Translate

Home » » RSBI di Indonesia Perlukah?

RSBI di Indonesia Perlukah?

RSBI di Indonesia Perlukah?

 Era globalisasi menuntut kemampuan daya saing yang kuat antar negara dalam teknologi, manajemen dan sumber daya manusia. Keunggulan teknologi akan menurunkan biaya produksi, meningkatkan kandungan nilai tambah, memperluas keragaman produk, dan meningkatkan mutu produk. Keunggulan manajemen pengembangan SDM dapat mempengaruhi dan menentukan bagus tidaknya kinerja bidang pendidikan. Dan keunggulan sumber daya manusia yang memiliki daya saing tinggi pada tingkat internasional, akan menjadi daya tawar tersendiri dalam era globalisasi ini.

     Mengingat fakta globalisasi yang menuntut persaingan ketat itu, pemerintah Indonesia telah membuat rencana-rencana strategis untuk bisa turut bersaing.

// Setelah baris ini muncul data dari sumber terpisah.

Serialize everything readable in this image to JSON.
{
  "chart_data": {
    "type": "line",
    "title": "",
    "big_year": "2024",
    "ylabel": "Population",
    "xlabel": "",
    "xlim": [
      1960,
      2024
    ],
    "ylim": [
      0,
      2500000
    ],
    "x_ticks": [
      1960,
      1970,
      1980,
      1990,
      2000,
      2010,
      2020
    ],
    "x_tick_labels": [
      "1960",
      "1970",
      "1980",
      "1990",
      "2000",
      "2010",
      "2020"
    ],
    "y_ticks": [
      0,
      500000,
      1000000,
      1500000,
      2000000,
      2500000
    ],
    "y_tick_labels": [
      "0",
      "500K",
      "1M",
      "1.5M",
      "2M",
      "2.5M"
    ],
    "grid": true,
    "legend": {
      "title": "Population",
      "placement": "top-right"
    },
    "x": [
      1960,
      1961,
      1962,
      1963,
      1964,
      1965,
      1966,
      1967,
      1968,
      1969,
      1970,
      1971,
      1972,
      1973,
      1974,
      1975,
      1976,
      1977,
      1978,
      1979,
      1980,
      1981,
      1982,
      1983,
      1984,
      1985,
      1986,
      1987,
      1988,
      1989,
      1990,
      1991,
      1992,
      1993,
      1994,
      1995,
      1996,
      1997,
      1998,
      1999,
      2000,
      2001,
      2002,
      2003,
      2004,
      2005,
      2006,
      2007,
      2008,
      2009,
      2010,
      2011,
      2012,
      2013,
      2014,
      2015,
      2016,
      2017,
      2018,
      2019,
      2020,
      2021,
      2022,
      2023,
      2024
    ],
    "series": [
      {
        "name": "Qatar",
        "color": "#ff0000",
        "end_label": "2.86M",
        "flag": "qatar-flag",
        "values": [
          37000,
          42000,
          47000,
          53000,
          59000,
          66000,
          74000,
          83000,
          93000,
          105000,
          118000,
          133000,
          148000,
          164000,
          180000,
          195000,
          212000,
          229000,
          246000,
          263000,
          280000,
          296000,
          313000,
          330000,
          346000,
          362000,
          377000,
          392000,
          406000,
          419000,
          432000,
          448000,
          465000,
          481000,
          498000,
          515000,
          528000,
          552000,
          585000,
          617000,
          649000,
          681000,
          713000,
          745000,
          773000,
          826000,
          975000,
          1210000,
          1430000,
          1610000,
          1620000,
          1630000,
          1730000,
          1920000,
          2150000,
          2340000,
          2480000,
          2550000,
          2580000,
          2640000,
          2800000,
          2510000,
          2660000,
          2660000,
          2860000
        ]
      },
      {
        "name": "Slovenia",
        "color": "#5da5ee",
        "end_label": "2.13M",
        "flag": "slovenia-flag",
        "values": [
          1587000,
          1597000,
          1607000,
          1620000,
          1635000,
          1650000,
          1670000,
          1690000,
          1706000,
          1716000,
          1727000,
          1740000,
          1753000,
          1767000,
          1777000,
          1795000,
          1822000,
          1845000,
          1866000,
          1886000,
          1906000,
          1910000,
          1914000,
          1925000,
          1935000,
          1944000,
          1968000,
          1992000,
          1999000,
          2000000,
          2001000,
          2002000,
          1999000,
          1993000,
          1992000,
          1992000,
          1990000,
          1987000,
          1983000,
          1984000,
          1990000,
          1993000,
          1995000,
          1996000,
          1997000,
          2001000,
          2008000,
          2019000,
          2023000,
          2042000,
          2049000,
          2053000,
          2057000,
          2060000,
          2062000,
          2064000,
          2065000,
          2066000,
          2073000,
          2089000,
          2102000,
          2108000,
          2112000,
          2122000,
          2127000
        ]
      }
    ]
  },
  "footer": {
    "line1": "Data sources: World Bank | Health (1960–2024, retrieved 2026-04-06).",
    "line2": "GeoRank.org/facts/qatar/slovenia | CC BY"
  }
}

Salah satunya adalah target strategis Kementerian Pendidikan Nasional (Kemdiknas), bahwa pada tahun 2025 diharapkan mayoritas bangsa Indonesia merupakan insan cerdas komprehensifdankompetitif.

     Visi jangka panjang tersebut, kemudian ditempuh melalui Visi Kemdiknas periode 2010 s.d 2014, yaitu; Terselenggaranya Layanan Prima Pendidikan Nasional untuk Membentuk Insan Indonesia Cerdas Komprehensif, dan dijabarkan dengan kelima misi Kemdiknas yang biasa disebut “5 (lima) K”, yaitu: meningkatkan ketersediaan layanan pendidikan; meningkatkan keterjangkauan layanan pendidikan; meningkatkan kualitas/mutu dan relevansi layanan pendidikan; meningkatkan kesetaraan memperoleh layanan pendidikan; dan meningkatkan kepastian/keterjaminan memperoleh layanan pendidikan.
     Dalam meningkatkan mutu pendidikan, sudah banyak program yang telah dibuat dan dilaksanakan oleh Kemdiknas, salah satunya adalah Sekolah Bertaraf Internasional (SBI). Program SBI ini berada di bawah naungan Direktorat Jenderal Manajemen Pendidikan Dasar dan Menengah, Kementerian Pendidikan Nasional, dan dilaksanakan oleh keempat Direktoratnya, yaitu: Direktorat Pembinaan TK dan SD, Direktorat Pembinaan SMP, Direktorat Pembinaan SMA, dan Direktorat PembinaanSMK.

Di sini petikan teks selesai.